News Articles


5 March 2000

'Digger' is tackled as the Rabbitohs play hardball next

Independent on Sunday
5 March 2000

Even when Rupert Murdoch wins, he can find that the victory brings with it a whole new series of problems.

Take the case of Australian Rugby League and its most famous and, historically, most successful club, South Sydney.

News Corp needed Rugby League in Australia as the selling point for its pay-TV project, and it entered a long and bitter struggle against the governing body, the ARL, for control of the game.

The eventual ceasefire compromise, the National Rugby League, is generally seen as Mr Murdoch's poodle, especially when it proved so intransigent over a key clause in News Corp's Super League agenda - a reduction in the number of clubs in Sydney, the traditional heartland of the Australian competition.

South's, full of heritage and history, but short of cash and firmly planted in a run-down section of the inner city, failed to meet the NRL's criteria for survival.

After a series of court cases, they were kicked out of the competition, which began its new season - featuring various merged and restructured clubs - last month.

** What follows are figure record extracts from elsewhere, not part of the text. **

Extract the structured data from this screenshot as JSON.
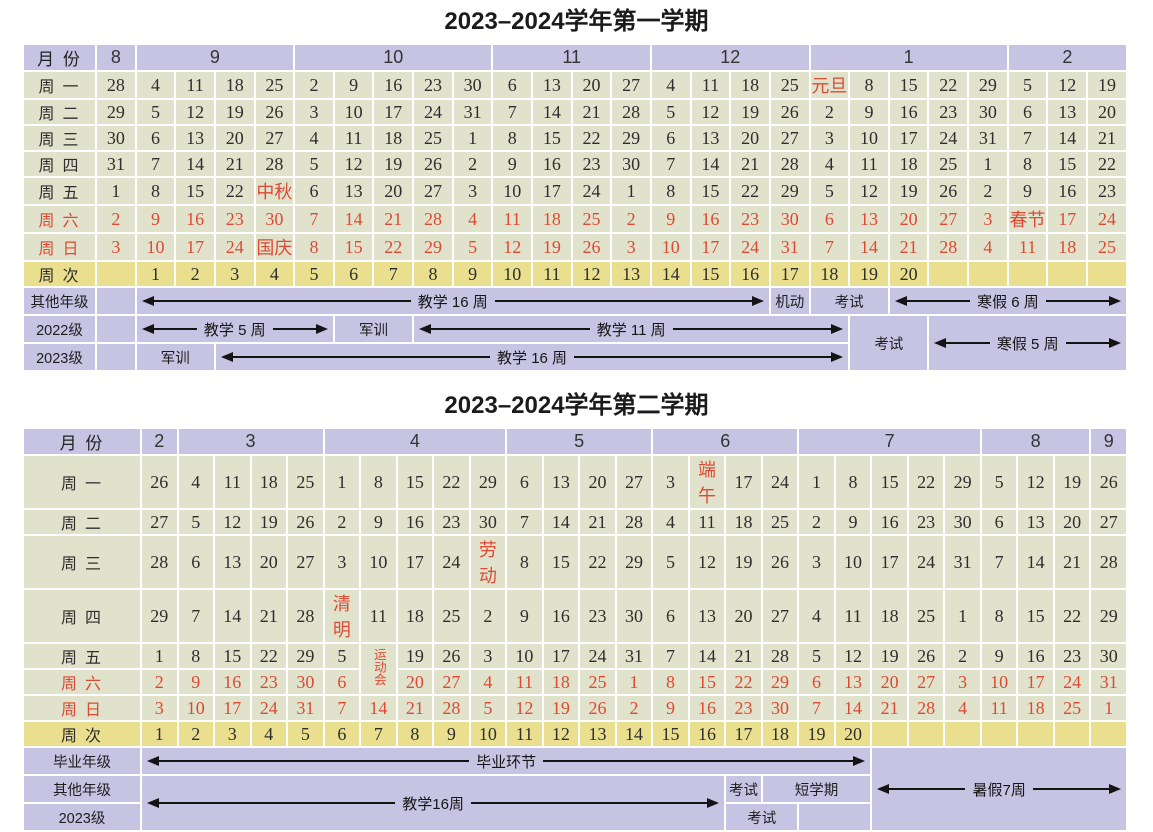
{
  "colors": {
    "band": "#c7c3e3",
    "cell": "#e1e2cc",
    "week": "#eadf8e",
    "red": "#dd4a33",
    "text": "#2e2e2e",
    "line": "#141414",
    "border": "#ffffff"
  },
  "semesters": [
    {
      "title": "2023–2024学年第一学期",
      "month_label": "月 份",
      "week_label": "周 次",
      "months": [
        {
          "label": "8",
          "span": 1
        },
        {
          "label": "9",
          "span": 4
        },
        {
          "label": "10",
          "span": 5
        },
        {
          "label": "11",
          "span": 4
        },
        {
          "label": "12",
          "span": 4
        },
        {
          "label": "1",
          "span": 5
        },
        {
          "label": "2",
          "span": 3
        }
      ],
      "day_rows": [
        {
          "label": "周 一",
          "red": false,
          "cells": [
            "28",
            "4",
            "11",
            "18",
            "25",
            "2",
            "9",
            "16",
            "23",
            "30",
            "6",
            "13",
            "20",
            "27",
            "4",
            "11",
            "18",
            "25",
            {
              "t": "元旦",
              "red": true
            },
            "8",
            "15",
            "22",
            "29",
            "5",
            "12",
            "19"
          ]
        },
        {
          "label": "周 二",
          "red": false,
          "cells": [
            "29",
            "5",
            "12",
            "19",
            "26",
            "3",
            "10",
            "17",
            "24",
            "31",
            "7",
            "14",
            "21",
            "28",
            "5",
            "12",
            "19",
            "26",
            "2",
            "9",
            "16",
            "23",
            "30",
            "6",
            "13",
            "20"
          ]
        },
        {
          "label": "周 三",
          "red": false,
          "cells": [
            "30",
            "6",
            "13",
            "20",
            "27",
            "4",
            "11",
            "18",
            "25",
            "1",
            "8",
            "15",
            "22",
            "29",
            "6",
            "13",
            "20",
            "27",
            "3",
            "10",
            "17",
            "24",
            "31",
            "7",
            "14",
            "21"
          ]
        },
        {
          "label": "周 四",
          "red": false,
          "cells": [
            "31",
            "7",
            "14",
            "21",
            "28",
            "5",
            "12",
            "19",
            "26",
            "2",
            "9",
            "16",
            "23",
            "30",
            "7",
            "14",
            "21",
            "28",
            "4",
            "11",
            "18",
            "25",
            "1",
            "8",
            "15",
            "22"
          ]
        },
        {
          "label": "周 五",
          "red": false,
          "cells": [
            "1",
            "8",
            "15",
            "22",
            {
              "t": "中秋",
              "red": true
            },
            "6",
            "13",
            "20",
            "27",
            "3",
            "10",
            "17",
            "24",
            "1",
            "8",
            "15",
            "22",
            "29",
            "5",
            "12",
            "19",
            "26",
            "2",
            "9",
            "16",
            "23"
          ]
        },
        {
          "label": "周 六",
          "red": true,
          "cells": [
            "2",
            "9",
            "16",
            "23",
            "30",
            "7",
            "14",
            "21",
            "28",
            "4",
            "11",
            "18",
            "25",
            "2",
            "9",
            "16",
            "23",
            "30",
            "6",
            "13",
            "20",
            "27",
            "3",
            {
              "t": "春节",
              "red": true
            },
            "17",
            "24"
          ]
        },
        {
          "label": "周 日",
          "red": true,
          "cells": [
            "3",
            "10",
            "17",
            "24",
            {
              "t": "国庆",
              "red": true
            },
            "8",
            "15",
            "22",
            "29",
            "5",
            "12",
            "19",
            "26",
            "3",
            "10",
            "17",
            "24",
            "31",
            "7",
            "14",
            "21",
            "28",
            "4",
            "11",
            "18",
            "25"
          ]
        }
      ],
      "week_cells": [
        "",
        "1",
        "2",
        "3",
        "4",
        "5",
        "6",
        "7",
        "8",
        "9",
        "10",
        "11",
        "12",
        "13",
        "14",
        "15",
        "16",
        "17",
        "18",
        "19",
        "20",
        "",
        "",
        "",
        "",
        ""
      ],
      "grade_rows": [
        {
          "label": "其他年级",
          "cells": [
            {
              "type": "empty",
              "span": 1
            },
            {
              "type": "arrow",
              "text": "教学 16 周",
              "span": 16
            },
            {
              "type": "text",
              "text": "机动",
              "span": 1
            },
            {
              "type": "text",
              "text": "考试",
              "span": 2
            },
            {
              "type": "arrow",
              "text": "寒假 6 周",
              "span": 6
            }
          ]
        },
        {
          "label": "2022级",
          "cells": [
            {
              "type": "empty",
              "span": 1
            },
            {
              "type": "arrow",
              "text": "教学 5 周",
              "span": 5
            },
            {
              "type": "text",
              "text": "军训",
              "span": 2
            },
            {
              "type": "arrow",
              "text": "教学 11 周",
              "span": 11
            },
            {
              "type": "text",
              "text": "考试",
              "span": 2,
              "rowspan": 2
            },
            {
              "type": "arrow",
              "text": "寒假 5 周",
              "span": 5,
              "rowspan": 2
            }
          ]
        },
        {
          "label": "2023级",
          "cells": [
            {
              "type": "empty",
              "span": 1
            },
            {
              "type": "text",
              "text": "军训",
              "span": 2
            },
            {
              "type": "arrow",
              "text": "教学 16 周",
              "span": 16
            }
          ]
        }
      ]
    },
    {
      "title": "2023–2024学年第二学期",
      "month_label": "月 份",
      "week_label": "周 次",
      "months": [
        {
          "label": "2",
          "span": 1
        },
        {
          "label": "3",
          "span": 4
        },
        {
          "label": "4",
          "span": 5
        },
        {
          "label": "5",
          "span": 4
        },
        {
          "label": "6",
          "span": 4
        },
        {
          "label": "7",
          "span": 5
        },
        {
          "label": "8",
          "span": 3
        },
        {
          "label": "9",
          "span": 1
        }
      ],
      "day_rows": [
        {
          "label": "周 一",
          "red": false,
          "cells": [
            "26",
            "4",
            "11",
            "18",
            "25",
            "1",
            "8",
            "15",
            "22",
            "29",
            "6",
            "13",
            "20",
            "27",
            "3",
            {
              "t": "端午",
              "red": true
            },
            "17",
            "24",
            "1",
            "8",
            "15",
            "22",
            "29",
            "5",
            "12",
            "19",
            "26"
          ]
        },
        {
          "label": "周 二",
          "red": false,
          "cells": [
            "27",
            "5",
            "12",
            "19",
            "26",
            "2",
            "9",
            "16",
            "23",
            "30",
            "7",
            "14",
            "21",
            "28",
            "4",
            "11",
            "18",
            "25",
            "2",
            "9",
            "16",
            "23",
            "30",
            "6",
            "13",
            "20",
            "27"
          ]
        },
        {
          "label": "周 三",
          "red": false,
          "cells": [
            "28",
            "6",
            "13",
            "20",
            "27",
            "3",
            "10",
            "17",
            "24",
            {
              "t": "劳动",
              "red": true
            },
            "8",
            "15",
            "22",
            "29",
            "5",
            "12",
            "19",
            "26",
            "3",
            "10",
            "17",
            "24",
            "31",
            "7",
            "14",
            "21",
            "28"
          ]
        },
        {
          "label": "周 四",
          "red": false,
          "cells": [
            "29",
            "7",
            "14",
            "21",
            "28",
            {
              "t": "清明",
              "red": true
            },
            "11",
            "18",
            "25",
            "2",
            "9",
            "16",
            "23",
            "30",
            "6",
            "13",
            "20",
            "27",
            "4",
            "11",
            "18",
            "25",
            "1",
            "8",
            "15",
            "22",
            "29"
          ]
        },
        {
          "label": "周 五",
          "red": false,
          "cells": [
            "1",
            "8",
            "15",
            "22",
            "29",
            "5",
            {
              "t": "运动会",
              "red": true,
              "rowspan": 2,
              "vertical": true
            },
            "19",
            "26",
            "3",
            "10",
            "17",
            "24",
            "31",
            "7",
            "14",
            "21",
            "28",
            "5",
            "12",
            "19",
            "26",
            "2",
            "9",
            "16",
            "23",
            "30"
          ]
        },
        {
          "label": "周 六",
          "red": true,
          "cells": [
            "2",
            "9",
            "16",
            "23",
            "30",
            "6",
            null,
            "20",
            "27",
            "4",
            "11",
            "18",
            "25",
            "1",
            "8",
            "15",
            "22",
            "29",
            "6",
            "13",
            "20",
            "27",
            "3",
            "10",
            "17",
            "24",
            "31"
          ]
        },
        {
          "label": "周 日",
          "red": true,
          "cells": [
            "3",
            "10",
            "17",
            "24",
            "31",
            "7",
            "14",
            "21",
            "28",
            "5",
            "12",
            "19",
            "26",
            "2",
            "9",
            "16",
            "23",
            "30",
            "7",
            "14",
            "21",
            "28",
            "4",
            "11",
            "18",
            "25",
            "1"
          ]
        }
      ],
      "week_cells": [
        "1",
        "2",
        "3",
        "4",
        "5",
        "6",
        "7",
        "8",
        "9",
        "10",
        "11",
        "12",
        "13",
        "14",
        "15",
        "16",
        "17",
        "18",
        "19",
        "20",
        "",
        "",
        "",
        "",
        "",
        "",
        ""
      ],
      "grade_rows": [
        {
          "label": "毕业年级",
          "cells": [
            {
              "type": "arrow",
              "text": "毕业环节",
              "span": 20
            },
            {
              "type": "arrow",
              "text": "暑假7周",
              "span": 7,
              "rowspan": 3
            }
          ]
        },
        {
          "label": "其他年级",
          "cells": [
            {
              "type": "arrow",
              "text": "教学16周",
              "span": 16,
              "rowspan": 2
            },
            {
              "type": "text",
              "text": "考试",
              "span": 1
            },
            {
              "type": "text",
              "text": "短学期",
              "span": 3
            }
          ]
        },
        {
          "label": "2023级",
          "cells": [
            {
              "type": "text",
              "text": "考试",
              "span": 2
            },
            {
              "type": "empty",
              "span": 2
            }
          ]
        }
      ]
    }
  ]
}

But South Sydney are still in fighting mood. On the day of the season's launch, they staged a well-supported fund-raising concert at their home, the Redfern Oval, to start gathering the cash for a further legal challenge.

Even more embarrassing to Mr Murdoch, the opening of his latest pride and joy in Sydney, Fox Studios, was noteworthy mainly for the celebs who turned up in South's colours to show where their sympathies lay.

The Rabbitohs - as they are known, in a reference to the rabbit-skinners who once plied their trade in the area - have become a fashionable cause among the glitterati as well as a rallying point for those who dislike the way News Corp does business.

Mind you, how much you will read about this in Sydney depends very much on which newspaper you choose.

Australia's most respected rugby league writer, Ian Heads, resigned in disgust from the Murdoch-owned Sunday Telegraph when it failed to carry a word about the biggest event in Sydney that weekend - a 50,000-strong march from Redfern to the Town Hall to protest at the culling of the Rabbitohs.

Ian Heads left the paper because he felt certain that the decision to ignore the groundswell for Sydney South was based on political factors rather than on news values.

"I felt deeply, too, that the decision was vastly disrespectful to one of Australia's greatest sporting clubs... an outfit which had undoubtedly helped to sell millions of newspapers with its achievements," he wrote later.

Heads was deluged with messages of support, from inside and outside the game; it was another signal that Rupert Murdoch's victory in the turf wars over a code of football has been won at the cost of further tarnishing his organisation's reputation.